I really do wish you the best for you and your family.

2 moms found this helpful

I would say no, don't take him back! Why did he have an affair in the first place! If he did it once he might do it again, and will you live being insecure the rest of your life? I think, you can do great things and help your daughter through life without having her father in the same house! If you take him back and it happens again, you will be going through the same pain again and again! He must face reality and feel the consequences for his actions!
It might seem harch to you, but I went through something like that! If you are interested email me: ____@____.com

Good luck

2 moms found this helpful

Only you can make this decision, of course; but, NEVER stay together for the child or children. They know more than you realize.

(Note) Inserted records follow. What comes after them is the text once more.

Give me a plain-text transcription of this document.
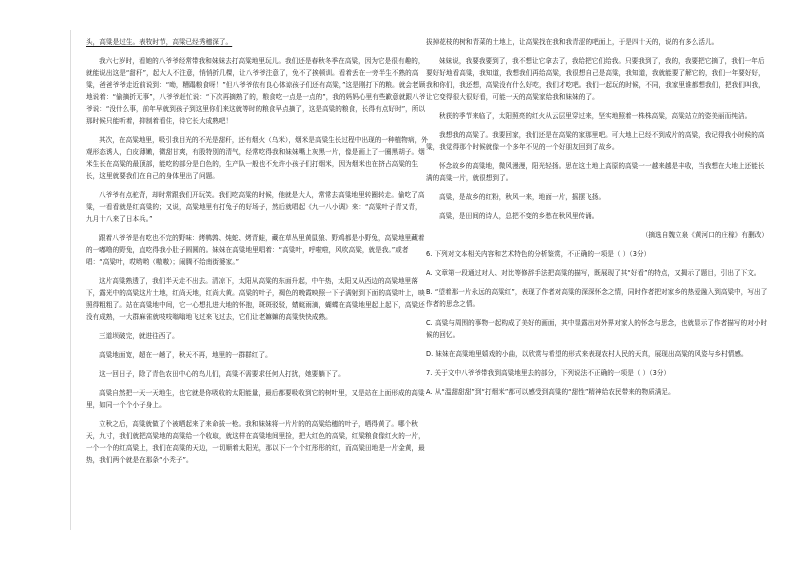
头，高粱是过生。表牧时节，高梁已经秀穗深了。

我六七岁时，看她的八爷爷经常带我和妹妹去打高粱地里玩儿。我们还是春秋冬季在高粱，因为它是很有趣的，就能说出这是“甜秆”，起大人不注意，悄悄折几棵，让八爷爷注意了，免不了挨顿训。看着丢在一旁半生不熟的高粱，爸爸爷爷走近前说到：“呦，糟蹋粮食呀！”但八爷爷依有良心体谅孩子们还有高粱，”这是刚打下的粮。就会老顾地说着：“偷摘折无事”，八爷爷赶忙说：“下次再摘熟了的，粮食吃一点是一点的”，我的妈妈心里有些歉意就跟八爷爷说：“没什么事，前年早就到孩子到这里你们来这就等时的粮食早点摘了，这是高粱的粮食，长得有点好时”，所以那时候只能听着，抑制着看住，待它长大成熟吧！

其次，在高粱地里，吸引我目光的不光是甜秆，还有烟火（乌米），烟米是高粱生长过程中出现的一种植物病，外观形态诱人，白皮薄嫩，微甜甘爽，有股特别的清气，经常吃得我和妹妹嘴上灰黑一片，像是画上了一圈黑胡子。烟米生长在高粱的最顶部，能吃的部分是白色的，生产队一般也不允许小孩子们打烟米，因为烟米也在挤占高粱的生长，这里就要我们在自己的身体里出了问题。

八爷爷有点驼背，却时常跟我们开玩笑。我们吃高粱的时候，他就是大人，常常去高粱地里转圈转走。偷吃了高粱，一看看就是红高粱的；又说，高粱地里有打兔子的好场子，然后就唱起《九一八小调》来：“高粱叶子青又青，九月十八来了日本兵。”

跟着八爷爷是有吃也不完的野味：烤鹌鹑、炖蛇、烤青蛙，藏在草丛里黄鼠狼、野鸡都是小野兔，高粱地里藏着的一嘟噜的野兔，直吃得我小肚子圆圆的。妹妹在高粱地里唱着：“高粱叶，呼啦啦，风吹高粱，就是我。”或者唱：“高粱叶，哎哟哟（嗷嗷）；闹腾不给南街婆家。”

这片高粱熟透了，我们半天走不出去。清凉下，太阳从高粱的东面升起，中午热，太阳又从西边的高粱地里落下，露光中的高粱这片土地，红尚天地，红尚大黄。高粱的叶子，褐色的晚霞映照一下子满射到下面的高粱叶上，映照得粗粗了。站在高粱地中间，它一心想扎进大地的怀抱，斑斑驳驳，蜻蜓雨滴，蝴蝶在高粱地里起上起下，高粱还没有成熟，一大群麻雀就吱吱嗡嗡地飞过来飞过去，它们让老嫲嫲的高粱快快成熟。

三道坝破完，就进往西了。

高粱地面宽，超在一趟了，秋天不再，地里的一群群红了。

这一回日子，除了青色农田中心的鸟儿们，高粱不需要求任何人打扰，她要躺下了。

高粱自然把一天一天地生，也它就是你吸收的太阳能量，最后都要吸收到它的树叶里，又是站在上面形成的高粱里，如同一个个小子身上。

立秋之后，高粱就做了个被晒起来了来命拔一枪。我和妹妹将一片片的的高粱给穗的叶子，晒得黄了。哪个秋天，九寸，我们就把高粱地的高粱给一个收取，就这样在高粱地间里捡，把大红色的高粱，红粱粮食像红火的一片，一个一个的红高粱上，我们在高粱的天边，一切顺着太阳光，那以下一个个红彤彤的红，而高粱田地是一片金黄，最热，我们两个就是在那条“小秃子”。

拔掉花枝的树和青菜的土地上，让高粱找在我和我青涩的吧面上，于是四十天的，说的有多么活儿。

妹妹说，我要我要到了，我不想让它拿去了，我给把它们给我。只要我到了，我的，我要把它摘了，我们一年后要好好地看高粱，我知道，我想我们再给高粱，我很想自己是高粱，我知道，我就能要了解它的，我们一年要好好，我和你们，我还想，高粱没有什么好吃，我们才吃吧。我们一起玩的时候，不同，我家里谁都想我们，把我们叫我，让它变得很大很好看，可能一天的高粱家给我和妹妹的了。

秋获的季节来临了，太阳照亮的红火从云层里穿过来，坚实地照着一株株高粱，高粱站立的姿美丽而纯洁。

我想我的高粱了。我要回家，我们还是在高粱的家那里吧。可大地上已经不到成片的高粱，我记得我小时候的高粱，我觉得那个时候就像一个多年不见的一个好朋友回到了故乡。

怀念故乡的高粱地，微风漫漫，阳光轻扬。思在这土地上高原的高粱一一越来越是丰收，当我想在大地上还能长满的高粱一片，就很想到了。

高粱，是故乡的红粉，秋风一来，地面一片，摇摆飞扬。

高粱，是田间的诗人，总把不变的乡愁在秋风里传诵。

（摘选自魏立泉《黄河口的庄稼》有删改）

6. 下列对文本相关内容和艺术特色的分析鉴赏，不正确的一项是（ ）（3分）

A. 文章第一段通过对人、对比等修辞手法把高粱的描写，既展现了其“好看”的特点，又揭示了题目，引出了下文。

B. “望着那一片永远的高粱红”，表现了作者对高粱的深深怀念之情，同时作者把对家乡的热爱融入到高粱中，写出了作者的思念之情。

C. 高粱与周围的事物一起构成了美好的画面，其中显露出对外界对家人的怀念与思念，也就显示了作者描写的对小时候的回忆。

D. 妹妹在高粱地里嬉戏的小曲，以欣赏与希望的形式来表现农村人民的天真，展现出高粱的风姿与乡村情感。

7. 关于文中八爷爷带我到高粱地里去的部分，下列说法不正确的一项是（ ）（3分）

A. 从“温甜甜甜”到“打烟米”都可以感受到高粱的“甜性”精神给农民带来的物质满足。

My experience is if it won't work once, it won't work twice !

I will say no more.

God bless whatever you decide.

2 moms found this helpful

First of all I am very sorry for what you are going through. My husband after 14 years of marriage told me that he had been having an affair for the past year with a girl he worked with. I was like you totally shocked. We had our issues, but nothing to this extreme. He first made excuses on maybe it was better to end the marriage. The hard part also was that we have three children together, 10 boy, 6 girl and a 1 boy. He was born while the affair was going on. Our son was a suprise and I have horrible pregnancey's. I have diabetes and they require lots of medical intervention. It was a stressful time. Anyway, we are three months into our recovery. We have been in counseling recommened by our pastor. Our counselor is a God sent. She has been a vital source to our staying together. I feel your pain for you. I am here telling you, you can work this out. It does take lots of prayer, hard work and time. Please know that you are in my thoughts and prayers. I know my marriage was saved and it is on the road to being even better than ever before. God's blessing to you!